Whether designing research laboratories or student housing, Geoff brought a level of intense commitment to creating spaces—both indoor and out—that bring people together and foster community. His colleagues knew him as a restless designer, never fully satisfied with his work and always striving for more elegance, economy of means, celebration of materials, technology and craft, and for a sense of place. Geoff would labor long and late in the office, sketching and exploring design solutions and guiding the firm’s younger staff members. That devotion to design excellence yielded him, and the firm, many repeat commissions from satisfied clients.

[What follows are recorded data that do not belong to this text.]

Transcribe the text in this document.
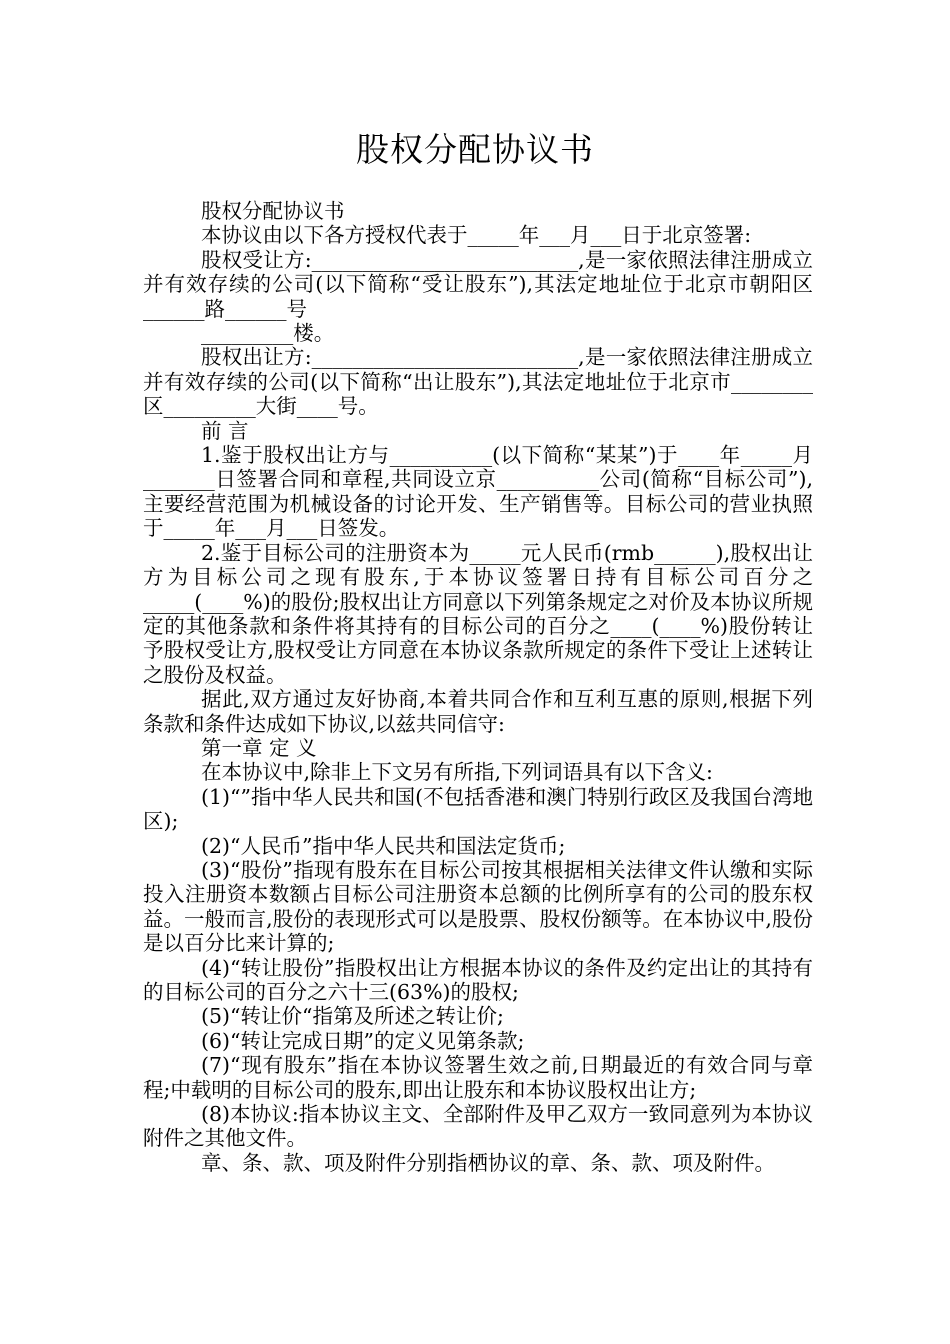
股权分配协议书

股权分配协议书

本协议由以下各方授权代表于_____年___月___日于北京签署:

股权受让方:__________________________,是一家依照法律注册成立并有效存续的公司(以下简称“受让股东”),其法定地址位于北京市朝阳区______路______号

_________楼。

股权出让方:__________________________,是一家依照法律注册成立并有效存续的公司(以下简称“出让股东”),其法定地址位于北京市________区_________大街____号。

前 言

1.鉴于股权出让方与__________(以下简称“某某”)于____年_____月_______日签署合同和章程,共同设立京__________公司(简称“目标公司”),主要经营范围为机械设备的讨论开发、生产销售等。目标公司的营业执照于_____年___月___日签发。

2.鉴于目标公司的注册资本为_____元人民币(rmb______),股权出让方为目标公司之现有股东,于本协议签署日持有目标公司百分之_____(____%)的股份;股权出让方同意以下列第条规定之对价及本协议所规定的其他条款和条件将其持有的目标公司的百分之____(____%)股份转让予股权受让方,股权受让方同意在本协议条款所规定的条件下受让上述转让之股份及权益。

据此,双方通过友好协商,本着共同合作和互利互惠的原则,根据下列条款和条件达成如下协议,以兹共同信守:

第一章 定 义

在本协议中,除非上下文另有所指,下列词语具有以下含义:

(1)“”指中华人民共和国(不包括香港和澳门特别行政区及我国台湾地区);

(2)“人民币”指中华人民共和国法定货币;

(3)“股份”指现有股东在目标公司按其根据相关法律文件认缴和实际投入注册资本数额占目标公司注册资本总额的比例所享有的公司的股东权益。一般而言,股份的表现形式可以是股票、股权份额等。在本协议中,股份是以百分比来计算的;

(4)“转让股份”指股权出让方根据本协议的条件及约定出让的其持有的目标公司的百分之六十三(63%)的股权;

(5)“转让价“指第及所述之转让价;

(6)“转让完成日期”的定义见第条款;

(7)“现有股东”指在本协议签署生效之前,日期最近的有效合同与章程;中载明的目标公司的股东,即出让股东和本协议股权出让方;

(8)本协议:指本协议主文、全部附件及甲乙双方一致同意列为本协议附件之其他文件。

章、条、款、项及附件分别指栖协议的章、条、款、项及附件。
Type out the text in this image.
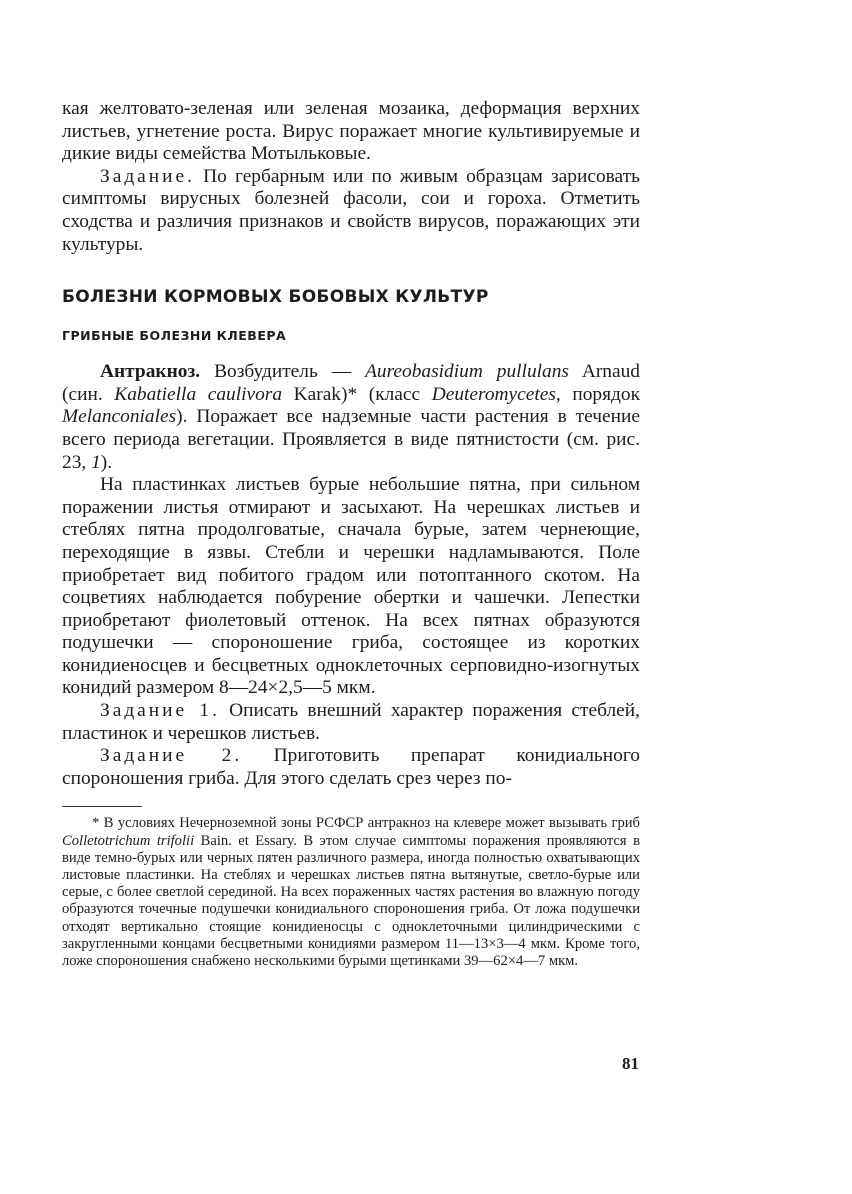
кая желтовато-зеленая или зеленая мозаика, деформация верхних листьев, угнетение роста. Вирус поражает многие культивируемые и дикие виды семейства Мотыльковые.

Задание. По гербарным или по живым образцам зарисовать симптомы вирусных болезней фасоли, сои и гороха. Отметить сходства и различия признаков и свойств вирусов, поражающих эти культуры.

БОЛЕЗНИ КОРМОВЫХ БОБОВЫХ КУЛЬТУР
ГРИБНЫЕ БОЛЕЗНИ КЛЕВЕРА

Антракноз. Возбудитель — Aureobasidium pullulans Arnaud (син. Kabatiella caulivora Karak)* (класс Deuteromycetes, порядок Melanconiales). Поражает все надземные части растения в течение всего периода вегетации. Проявляется в виде пятнистости (см. рис. 23, 1).

На пластинках листьев бурые небольшие пятна, при сильном поражении листья отмирают и засыхают. На черешках листьев и стеблях пятна продолговатые, сначала бурые, затем чернеющие, переходящие в язвы. Стебли и черешки надламываются. Поле приобретает вид побитого градом или потоптанного скотом. На соцветиях наблюдается побурение обертки и чашечки. Лепестки приобретают фиолетовый оттенок. На всех пятнах образуются подушечки — спороношение гриба, состоящее из коротких конидиеносцев и бесцветных одноклеточных серповидно-изогнутых конидий размером 8—24×2,5—5 мкм.

Задание 1. Описать внешний характер поражения стеблей, пластинок и черешков листьев.

Задание 2. Приготовить препарат конидиального спороношения гриба. Для этого сделать срез через по-

* В условиях Нечерноземной зоны РСФСР антракноз на клевере может вызывать гриб Colletotrichum trifolii Bain. et Essary. В этом случае симптомы поражения проявляются в виде темно-бурых или черных пятен различного размера, иногда полностью охватывающих листовые пластинки. На стеблях и черешках листьев пятна вытянутые, светло-бурые или серые, с более светлой серединой. На всех пораженных частях растения во влажную погоду образуются точечные подушечки конидиального спороношения гриба. От ложа подушечки отходят вертикально стоящие конидиеносцы с одноклеточными цилиндрическими с закругленными концами бесцветными конидиями размером 11—13×3—4 мкм. Кроме того, ложе спороношения снабжено несколькими бурыми щетинками 39—62×4—7 мкм.

81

Geoff was devoted to his family: his wife Margit and their sons Maximilian and Sebastian, and loved traveling, skiing, sailing and windsurfing with them. He had been a ski instructor in Europe in the years after architecture school, and continued to teach at Stratton Mountain, VT for more than 25 years.

Even in his last months, Geoff continued to direct the designs of multiple new university science buildings and other academic projects, as well as maintaining his role as a leader of the firm. He was designing constantly and contributed to Goody Clancy’s winning a major college commission only a few weeks before his death.

A memorial service will be held at the Trinity Church Undercroft in Boston at 11am on February 13th. Donations in lieu of flowers may be sent to Hospice of the North Shore, 75 Sylvan Street, Suite B-102, Danvers, MA 01923.